Fri May 17 21:05:44 2019 [Z0][VM][I]: New LCM state is RUNNING
Fri May 17 21:11:25 2019 [Z0][LCM][I]: VM running but monitor state is POWEROFF
Fri May 17 21:11:25 2019 [Z0][VM][I]: New LCM state is SHUTDOWN_POWEROFF
Fri May 17 21:11:54 2019 [Z0][VM][I]: New state is POWEROFF
Fri May 17 21:11:54 2019 [Z0][VM][I]: New LCM state is LCM_INIT
Fri May 17 21:15:06 2019 [Z0][VM][I]: New state is ACTIVE
Fri May 17 21:15:06 2019 [Z0][VM][I]: New LCM state is BOOT_POWEROFF
Fri May 17 21:15:35 2019 [Z0][VMM][I]: Generating deployment file: /var/lib/one/vms/42/deployment.19
Fri May 17 21:15:35 2019 [Z0][VM][I]: Virtual Machine has no context
Fri May 17 21:15:44 2019 [Z0][VMM][I]: ExitCode: 0
Fri May 17 21:15:44 2019 [Z0][VMM][I]: Successfully execute network driver operation: pre.

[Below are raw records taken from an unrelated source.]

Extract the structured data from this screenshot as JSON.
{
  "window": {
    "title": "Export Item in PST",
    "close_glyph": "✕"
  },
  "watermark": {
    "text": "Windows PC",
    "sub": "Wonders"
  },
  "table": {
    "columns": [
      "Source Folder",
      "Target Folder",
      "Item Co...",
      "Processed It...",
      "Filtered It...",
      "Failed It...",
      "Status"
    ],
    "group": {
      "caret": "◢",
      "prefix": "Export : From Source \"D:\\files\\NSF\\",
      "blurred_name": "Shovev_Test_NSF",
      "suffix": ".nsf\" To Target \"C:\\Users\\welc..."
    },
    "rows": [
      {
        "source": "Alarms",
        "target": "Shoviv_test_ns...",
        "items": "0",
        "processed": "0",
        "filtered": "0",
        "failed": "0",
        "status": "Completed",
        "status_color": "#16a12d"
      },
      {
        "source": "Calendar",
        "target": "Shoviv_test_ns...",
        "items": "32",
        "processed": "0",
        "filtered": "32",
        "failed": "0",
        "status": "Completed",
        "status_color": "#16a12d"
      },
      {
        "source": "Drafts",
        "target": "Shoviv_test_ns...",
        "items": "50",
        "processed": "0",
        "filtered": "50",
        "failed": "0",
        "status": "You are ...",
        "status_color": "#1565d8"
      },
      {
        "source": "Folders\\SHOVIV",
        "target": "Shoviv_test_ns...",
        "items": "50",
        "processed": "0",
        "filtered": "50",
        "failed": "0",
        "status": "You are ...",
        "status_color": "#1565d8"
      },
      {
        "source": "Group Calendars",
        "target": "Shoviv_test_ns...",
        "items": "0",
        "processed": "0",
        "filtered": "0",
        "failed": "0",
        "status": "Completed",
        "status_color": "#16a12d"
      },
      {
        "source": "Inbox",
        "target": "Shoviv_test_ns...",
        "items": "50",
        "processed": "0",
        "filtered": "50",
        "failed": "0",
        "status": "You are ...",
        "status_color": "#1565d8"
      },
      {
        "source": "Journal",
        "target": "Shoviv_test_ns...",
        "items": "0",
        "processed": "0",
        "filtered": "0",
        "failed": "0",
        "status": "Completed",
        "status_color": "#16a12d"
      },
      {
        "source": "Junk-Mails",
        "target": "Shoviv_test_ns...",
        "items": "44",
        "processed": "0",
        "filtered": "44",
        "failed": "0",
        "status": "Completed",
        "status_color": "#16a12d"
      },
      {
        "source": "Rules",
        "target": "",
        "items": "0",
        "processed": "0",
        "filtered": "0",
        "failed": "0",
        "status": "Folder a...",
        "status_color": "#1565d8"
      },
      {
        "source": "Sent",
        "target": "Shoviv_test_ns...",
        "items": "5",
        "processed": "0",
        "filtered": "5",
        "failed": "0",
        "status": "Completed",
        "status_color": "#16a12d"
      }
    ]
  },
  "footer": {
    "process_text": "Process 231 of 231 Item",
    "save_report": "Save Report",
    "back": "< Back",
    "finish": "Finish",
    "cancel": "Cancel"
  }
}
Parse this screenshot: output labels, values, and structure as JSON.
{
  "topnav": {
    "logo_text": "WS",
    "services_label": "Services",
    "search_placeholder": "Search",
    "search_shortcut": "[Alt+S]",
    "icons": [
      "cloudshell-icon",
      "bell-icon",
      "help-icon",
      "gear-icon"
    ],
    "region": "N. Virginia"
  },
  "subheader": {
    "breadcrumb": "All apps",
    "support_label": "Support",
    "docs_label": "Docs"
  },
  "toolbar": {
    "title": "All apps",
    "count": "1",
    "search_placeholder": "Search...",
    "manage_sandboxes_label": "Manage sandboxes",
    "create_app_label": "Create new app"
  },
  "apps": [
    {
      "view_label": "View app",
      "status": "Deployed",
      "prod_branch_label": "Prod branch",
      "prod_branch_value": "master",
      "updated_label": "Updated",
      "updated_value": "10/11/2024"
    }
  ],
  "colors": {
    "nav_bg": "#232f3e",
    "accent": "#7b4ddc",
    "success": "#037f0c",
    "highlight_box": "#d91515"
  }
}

Fri May 17 21:15:44 2019 [Z0][VMM][I]: Command execution fail: cat << EOT | /var/tmp/one/vmm/kvm/deploy '/var/lib/one//datastores/0/42/deployment.19' 'beryllium.vhost.lan' 42 beryllium.vhost.lan
Fri May 17 21:15:44 2019 [Z0][VMM][I]: error: Failed to create domain from /var/lib/one//datastores/0/42/deployment.19
Fri May 17 21:15:44 2019 [Z0][VMM][I]: error: operation failed: domain 'one-42' already exists with uuid a6589a7f-a401-4ef1-9f9c-05f6fc2f91e6
Fri May 17 21:15:44 2019 [Z0][VMM][E]: Could not create domain from /var/lib/one//datastores/0/42/deployment.19
Fri May 17 21:15:44 2019 [Z0][VMM][I]: ExitCode: 255
Fri May 17 21:15:44 2019 [Z0][VMM][I]: Failed to execute virtualization driver operation: deploy.
Fri May 17 21:15:44 2019 [Z0][VMM][E]: Error deploying virtual machine: Could not create domain from /var/lib/one//datastores/0/42/deployment.19
Fri May 17 21:15:50 2019 [Z0][VM][I]: New state is POWEROFF

If I SSH into the affected server, and issue a poweroff command as root, the VM does start back up again (at the direction of oned), but then OpenNebula seemingly forgets that it started the VM and proceeds to re-create it. If I tell it to “recover” the VM, it tells me it can’t do that because it’s powered off. I happen to agree with libvirt, the VM is happily running – the news of its demise is grossly exaggerated, but oned won’t have it.

How do I convince oned is wrong and to accept the truth that the VM is alive and well?